Several limitations must be acknowledged. First, the retrospective, single-center design limits the generalizability of the findings. Most importantly, the COVID-19 cohort was subject to stricter eligibility criteria, including age < 80 years and preoperative Hb > 13.0 g/dL, which were not applied in the pre- or post-COVID-19 periods. This structural difference introduces substantial selection bias and limits direct comparability among cohorts. Consequently, the observation that COVID-era patient selection may have reproduced some effects of PBM should be interpreted as hypothesis-generating rather than as a formally demonstrated equivalence between patient selection and PBM. In addition, important clinical confounders, including comorbidity burden, ASA status, and perioperative anticoagulant use, were not systematically available and therefore could not be included in the multivariable models. This may have resulted in residual confounding and limits causal interpretation of the observed associations. Moreover, because of the retrospective design, no a priori sample size calculation was performed, and the analyses should be considered exploratory. Functional outcomes and long-term follow-up were unavailable, preventing assessment of the broader clinical impact of reduced rehabilitation access and shortened hospitalization. Finally, although intraoperative PBM measures such as tranexamic acid administration and intraoperative blood salvage were included in the institutional protocol, they were not specifically analyzed in the present study. Data on estimated intraoperative blood loss and the actual rate of blood salvage use were not available; therefore, the independent contribution of these intraoperative strategies to postoperative hemoglobin levels and transfusion rates could not be assessed.

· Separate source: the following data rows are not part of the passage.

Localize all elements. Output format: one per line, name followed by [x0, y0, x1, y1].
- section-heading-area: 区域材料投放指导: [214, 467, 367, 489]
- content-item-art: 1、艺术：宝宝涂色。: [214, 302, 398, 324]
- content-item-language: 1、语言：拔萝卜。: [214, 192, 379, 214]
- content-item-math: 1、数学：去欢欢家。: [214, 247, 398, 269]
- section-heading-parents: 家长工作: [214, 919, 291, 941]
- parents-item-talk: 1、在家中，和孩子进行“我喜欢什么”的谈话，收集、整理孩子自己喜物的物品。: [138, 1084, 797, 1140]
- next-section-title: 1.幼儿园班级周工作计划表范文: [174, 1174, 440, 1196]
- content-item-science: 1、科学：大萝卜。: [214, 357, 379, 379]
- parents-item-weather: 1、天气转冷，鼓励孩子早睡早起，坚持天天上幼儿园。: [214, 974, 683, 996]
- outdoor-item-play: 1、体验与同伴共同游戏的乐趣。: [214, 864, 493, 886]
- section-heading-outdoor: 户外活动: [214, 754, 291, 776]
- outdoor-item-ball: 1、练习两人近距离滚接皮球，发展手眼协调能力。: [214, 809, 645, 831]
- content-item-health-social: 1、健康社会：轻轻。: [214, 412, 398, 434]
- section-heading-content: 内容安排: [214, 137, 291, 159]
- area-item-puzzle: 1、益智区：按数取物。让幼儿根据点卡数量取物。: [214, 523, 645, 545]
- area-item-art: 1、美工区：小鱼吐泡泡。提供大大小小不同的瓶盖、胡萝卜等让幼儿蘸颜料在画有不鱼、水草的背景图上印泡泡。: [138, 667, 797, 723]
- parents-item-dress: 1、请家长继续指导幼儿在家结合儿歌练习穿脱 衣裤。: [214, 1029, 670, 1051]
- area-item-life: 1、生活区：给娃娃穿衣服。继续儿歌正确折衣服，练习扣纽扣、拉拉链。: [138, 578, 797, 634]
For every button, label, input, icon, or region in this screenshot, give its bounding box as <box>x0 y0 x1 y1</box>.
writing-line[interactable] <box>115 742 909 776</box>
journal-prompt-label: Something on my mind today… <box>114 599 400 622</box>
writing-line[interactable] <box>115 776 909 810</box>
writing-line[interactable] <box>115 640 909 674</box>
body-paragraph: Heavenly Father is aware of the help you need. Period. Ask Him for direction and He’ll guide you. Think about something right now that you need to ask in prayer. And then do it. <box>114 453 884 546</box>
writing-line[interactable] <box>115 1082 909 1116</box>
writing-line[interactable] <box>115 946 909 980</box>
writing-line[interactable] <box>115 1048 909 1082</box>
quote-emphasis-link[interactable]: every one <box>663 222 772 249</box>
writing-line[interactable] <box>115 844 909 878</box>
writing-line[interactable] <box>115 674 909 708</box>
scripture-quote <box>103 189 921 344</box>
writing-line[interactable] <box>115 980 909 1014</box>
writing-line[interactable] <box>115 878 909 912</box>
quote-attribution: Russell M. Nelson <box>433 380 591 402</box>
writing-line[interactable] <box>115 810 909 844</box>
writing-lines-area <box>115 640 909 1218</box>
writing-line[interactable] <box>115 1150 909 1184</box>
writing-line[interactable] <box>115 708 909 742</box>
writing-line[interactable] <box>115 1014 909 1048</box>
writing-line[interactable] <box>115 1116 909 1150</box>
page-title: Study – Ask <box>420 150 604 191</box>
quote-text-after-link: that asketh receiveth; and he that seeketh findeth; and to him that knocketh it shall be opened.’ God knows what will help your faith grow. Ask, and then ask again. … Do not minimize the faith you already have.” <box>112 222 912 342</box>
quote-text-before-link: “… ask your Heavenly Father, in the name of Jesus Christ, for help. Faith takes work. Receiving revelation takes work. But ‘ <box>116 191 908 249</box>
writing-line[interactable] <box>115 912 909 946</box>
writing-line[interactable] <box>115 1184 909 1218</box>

The main message of this study is the distinction between active PBM-driven optimization and crisis-driven selection of already optimized patients. Although both approaches were associated with stable short-term hemoglobin and transfusion outcomes, they are not equivalent in mechanism or generalizability: PBM identifies and treats modifiable risk factors, whereas pandemic-era selection restricted surgery to lower-risk patients. This distinction is relevant for future organizational crises, because preservation of short-term outcomes may occur at the cost of reduced generalizability and limited access for higher-risk patients.